JAD members are believed to have contact with Bahrun Naim, an Indonesian fighting with ISIL in Syria, and the group has been linked to numerous plots in Indonesia, including the January 2016 attack in Jakarta.

In March, police shot dead a suspected JAD member and wounded another as they tried to escape a raid. At least six other militants were arrested, including some accused of trying to establish a militant training camp in eastern Indonesia and suspected of having links with Abu Sayyaf militants in the southern Philippines.

Last month, police said they arrested three suspected militants who were accused of planning to attack a police station in East Java.
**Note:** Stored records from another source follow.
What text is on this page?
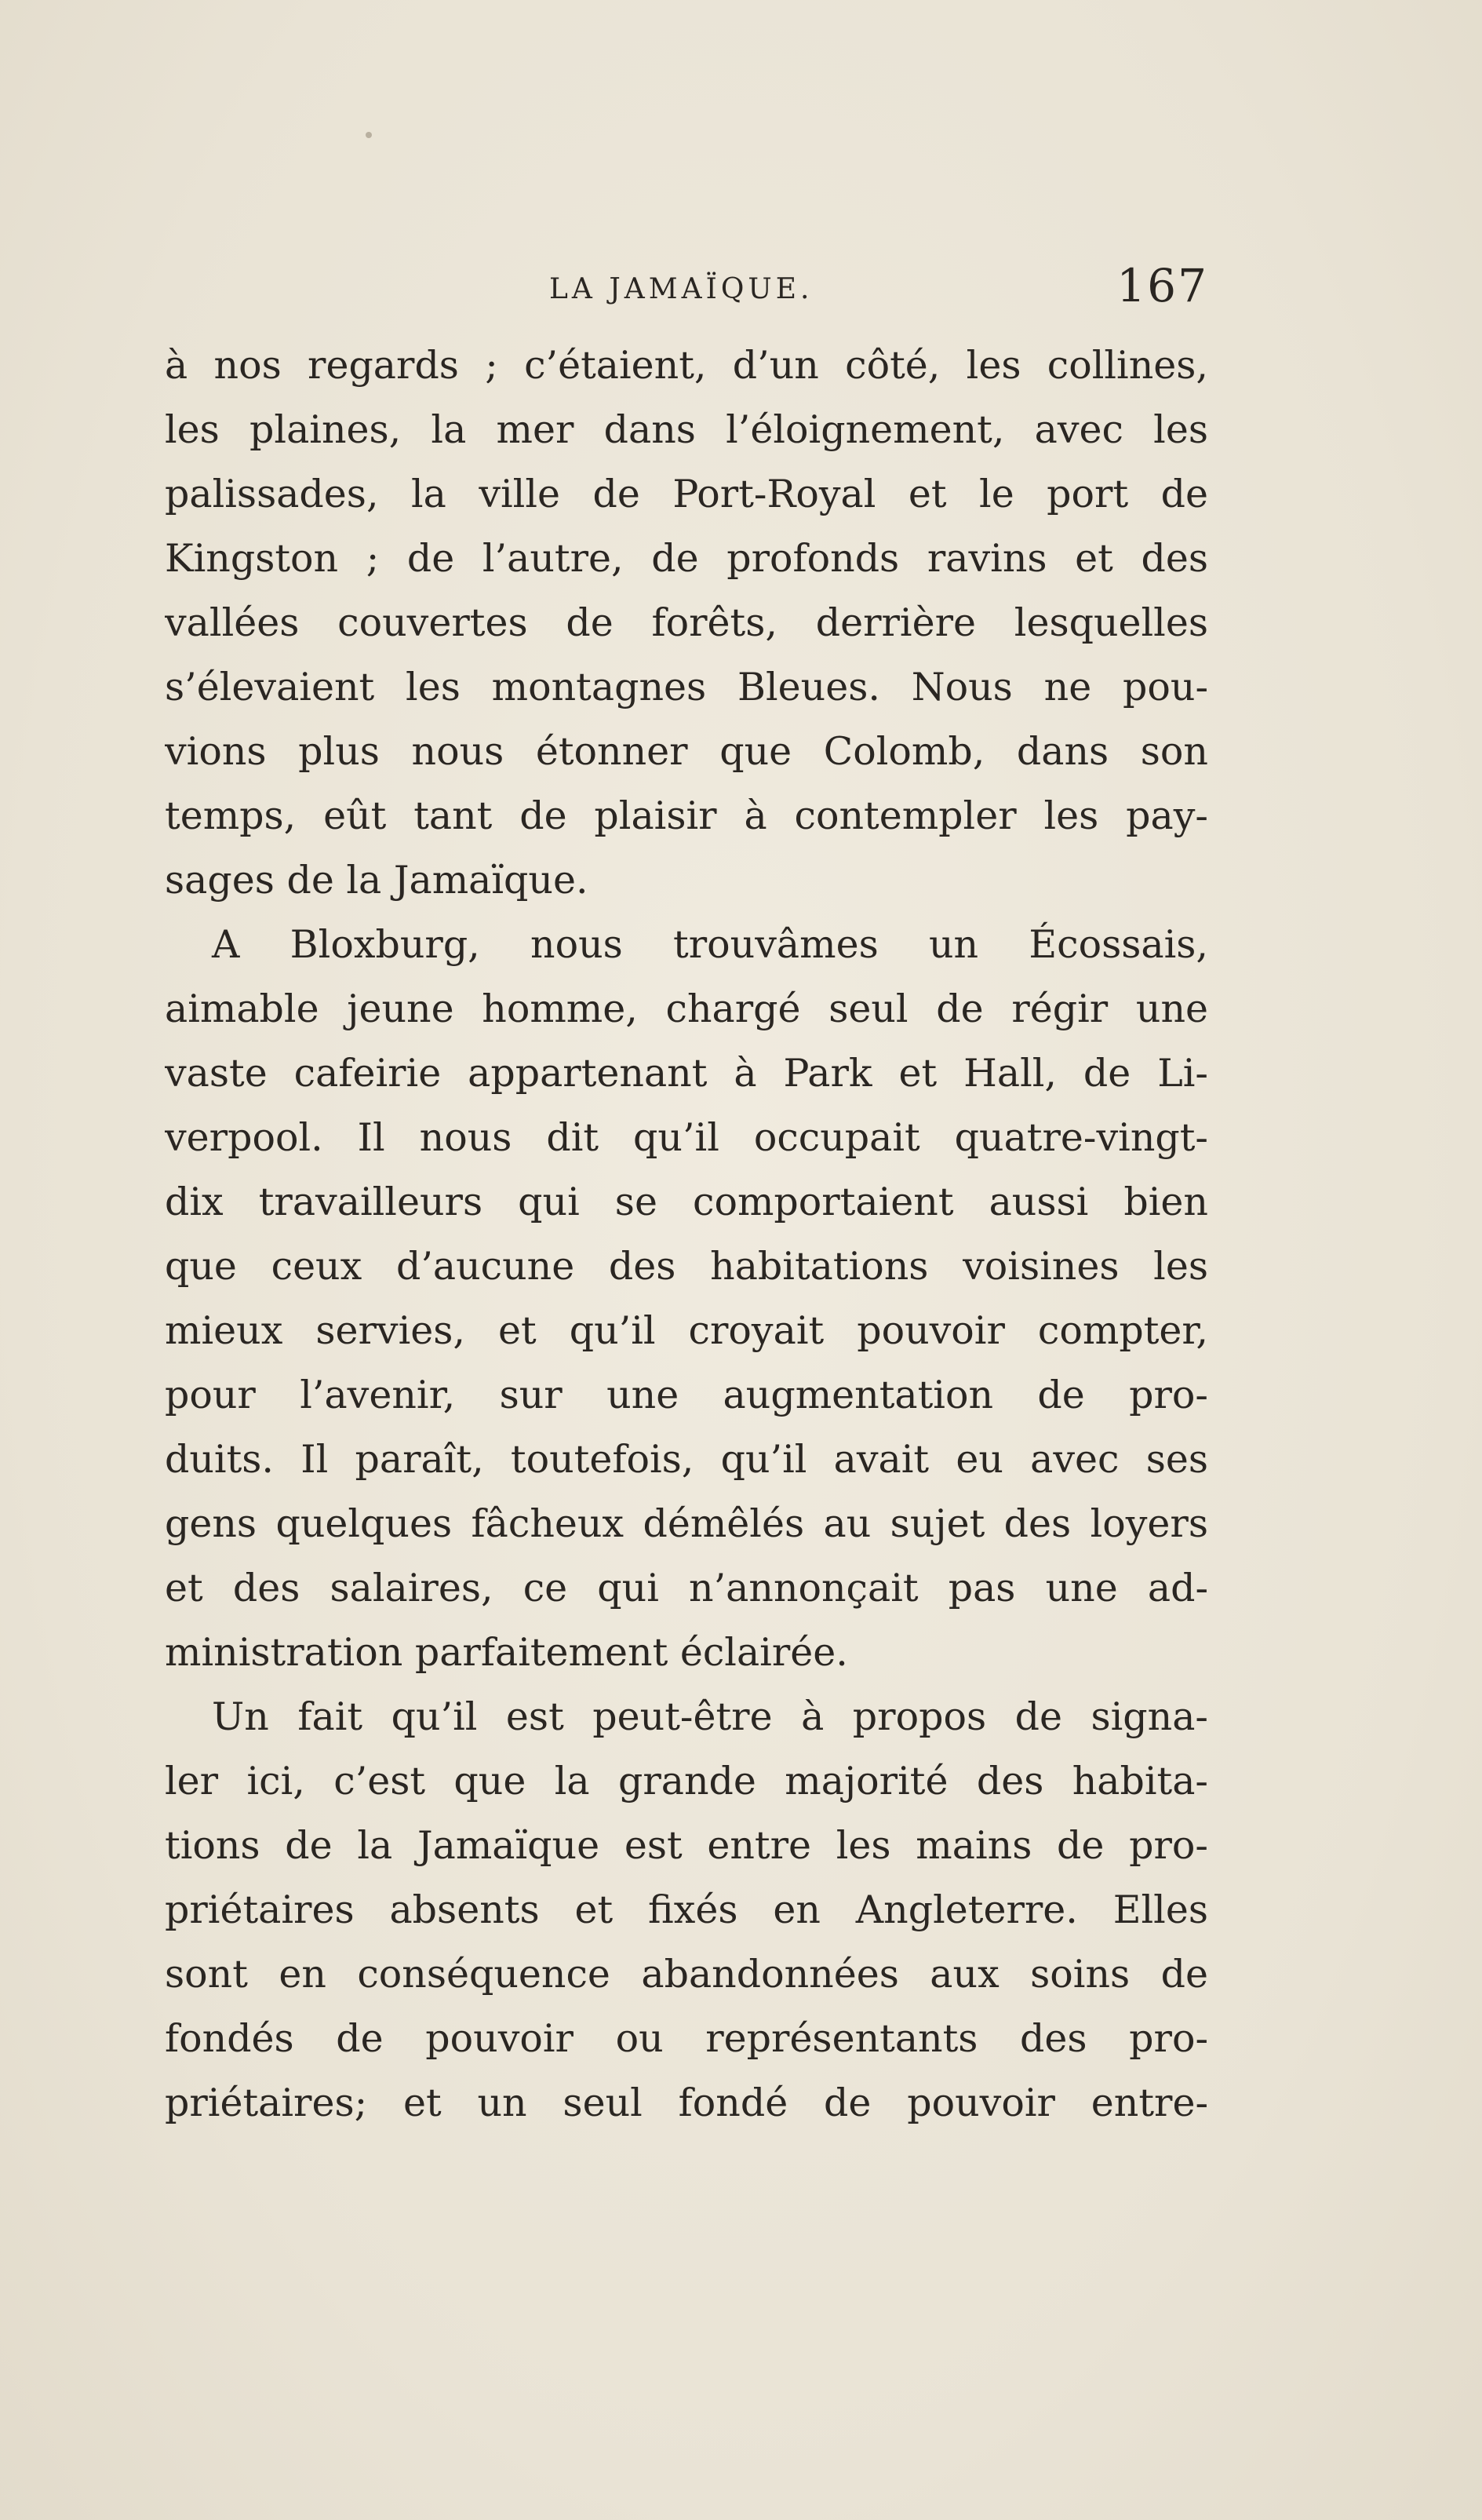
LA JAMAÏQUE.	167
à nos regards ; c’étaient, d’un côté, les collines,
les plaines, la mer dans l’éloignement, avec les
palissades, la ville de Port-Royal et le port de
Kingston ; de l’autre, de profonds ravins et des
vallées couvertes de forêts, derrière lesquelles
s’élevaient les montagnes Bleues. Nous ne pou-
vions plus nous étonner que Colomb, dans son
temps, eût tant de plaisir à contempler les pay-
sages de la Jamaïque.
A Bloxburg, nous trouvâmes un Écossais,
aimable jeune homme, chargé seul de régir une
vaste cafeirie appartenant à Park et Hall, de Li-
verpool. Il nous dit qu’il occupait quatre-vingt-
dix travailleurs qui se comportaient aussi bien
que ceux d’aucune des habitations voisines les
mieux servies, et qu’il croyait pouvoir compter,
pour l’avenir, sur une augmentation de pro-
duits. Il paraît, toutefois, qu’il avait eu avec ses
gens quelques fâcheux démêlés au sujet des loyers
et des salaires, ce qui n’annonçait pas une ad-
ministration parfaitement éclairée.
Un fait qu’il est peut-être à propos de signa-
ler ici, c’est que la grande majorité des habita-
tions de la Jamaïque est entre les mains de pro-
priétaires absents et fixés en Angleterre. Elles
sont en conséquence abandonnées aux soins de
fondés de pouvoir ou représentants des pro-
priétaires; et un seul fondé de pouvoir entre-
Indonesia has long struggled with extremist militancy and has suffered a series of attacks in the past 15 years, including the 2002 Bali bombings by an Al Qaeda-linked group in which 202 people were killed, including 88 Australians.

Australian prime Minister Malcolm Turnbull told parliament on Thursday that he had phoned Mr Jokowi to offer condolences.

Australia and Indonesia plan to jointly host an Asia-Pacific summit in August aimed at coordinating against the security threat posed by home-grown extremist militants returning from battlefields in Syria and Iraq.